Adapters — Python RuntimeClient, LangChain RuntimeTool, any HTTP client — are untrusted. They:

  • Can submit tool call requests.

  • Cannot override policy decisions.

  • Cannot execute tools directly; they receive only the runtime’s output.

  • Cannot suppress PolicyDeniedError; the exception propagates unconditionally.
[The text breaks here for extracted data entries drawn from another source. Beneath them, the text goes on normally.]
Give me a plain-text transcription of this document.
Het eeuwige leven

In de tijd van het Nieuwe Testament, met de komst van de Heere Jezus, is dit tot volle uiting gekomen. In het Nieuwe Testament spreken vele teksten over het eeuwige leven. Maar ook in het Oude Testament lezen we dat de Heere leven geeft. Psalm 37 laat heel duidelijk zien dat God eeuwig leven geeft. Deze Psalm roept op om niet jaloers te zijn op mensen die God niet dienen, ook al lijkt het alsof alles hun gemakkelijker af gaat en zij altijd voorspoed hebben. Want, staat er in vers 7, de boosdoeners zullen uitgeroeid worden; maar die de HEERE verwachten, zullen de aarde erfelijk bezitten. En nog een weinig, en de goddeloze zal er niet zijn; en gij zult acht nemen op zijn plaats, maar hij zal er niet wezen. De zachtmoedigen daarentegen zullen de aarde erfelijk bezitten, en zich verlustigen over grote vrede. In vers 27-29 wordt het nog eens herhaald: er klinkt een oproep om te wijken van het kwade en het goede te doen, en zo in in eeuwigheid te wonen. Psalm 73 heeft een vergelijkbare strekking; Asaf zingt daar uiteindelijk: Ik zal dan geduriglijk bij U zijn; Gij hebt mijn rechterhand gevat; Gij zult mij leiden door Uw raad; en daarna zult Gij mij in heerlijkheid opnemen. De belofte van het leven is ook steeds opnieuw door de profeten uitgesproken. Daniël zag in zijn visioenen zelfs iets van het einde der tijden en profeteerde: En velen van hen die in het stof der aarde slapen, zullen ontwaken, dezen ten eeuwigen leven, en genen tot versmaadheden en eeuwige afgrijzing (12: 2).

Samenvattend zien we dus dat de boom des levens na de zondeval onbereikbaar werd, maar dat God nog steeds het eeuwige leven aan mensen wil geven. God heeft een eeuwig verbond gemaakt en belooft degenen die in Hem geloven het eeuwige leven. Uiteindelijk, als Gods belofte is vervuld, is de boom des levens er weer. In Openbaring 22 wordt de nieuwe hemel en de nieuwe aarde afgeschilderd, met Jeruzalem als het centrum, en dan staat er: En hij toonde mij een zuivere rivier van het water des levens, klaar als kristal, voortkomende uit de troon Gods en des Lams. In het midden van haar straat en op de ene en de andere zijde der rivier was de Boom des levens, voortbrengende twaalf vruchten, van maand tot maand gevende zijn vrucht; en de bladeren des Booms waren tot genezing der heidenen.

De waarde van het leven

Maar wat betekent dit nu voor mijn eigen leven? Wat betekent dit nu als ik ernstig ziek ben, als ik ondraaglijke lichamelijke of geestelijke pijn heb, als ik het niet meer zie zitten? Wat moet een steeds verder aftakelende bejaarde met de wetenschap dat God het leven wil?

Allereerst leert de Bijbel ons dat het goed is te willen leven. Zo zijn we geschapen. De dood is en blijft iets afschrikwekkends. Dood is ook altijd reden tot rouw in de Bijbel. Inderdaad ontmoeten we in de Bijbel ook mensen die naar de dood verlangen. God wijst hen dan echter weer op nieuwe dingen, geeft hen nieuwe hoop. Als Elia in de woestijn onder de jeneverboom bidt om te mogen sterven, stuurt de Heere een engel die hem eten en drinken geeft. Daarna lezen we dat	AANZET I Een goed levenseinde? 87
The Python adapter enforces this at the type level: call_tool() returns ToolResult on allow and raises PolicyDeniedError on deny. There is no return path that converts a deny into a non-exceptional result.

Telemetry and audit

Every policy decision emits an autonomy.decision event to the WAL with:

  • tool — the action kind

  • outcomeallow or deny

  • reason — human-readable explanation from the evaluator

  • policy_ref — the bundle version that made the decision

The WAL is append-only and fsynced on each write. Events cannot be deleted from the WAL; telemetry drain deletes only from the SQLite priority buffer, not from the source WAL. telemetry drain reads from the consumer cursor (telemetry.pos) and advances that cursor only after successful delivery, providing at-least-once semantics. Receivers should deduplicate by stable event identity (event_id).

To forward events to an OTLP collector:

autonomy telemetry drain --endpoint http://collector:4318

Error events drain first (PriorityHigh), decisions and actions second (PriorityNormal), lifecycle events last (PriorityLow).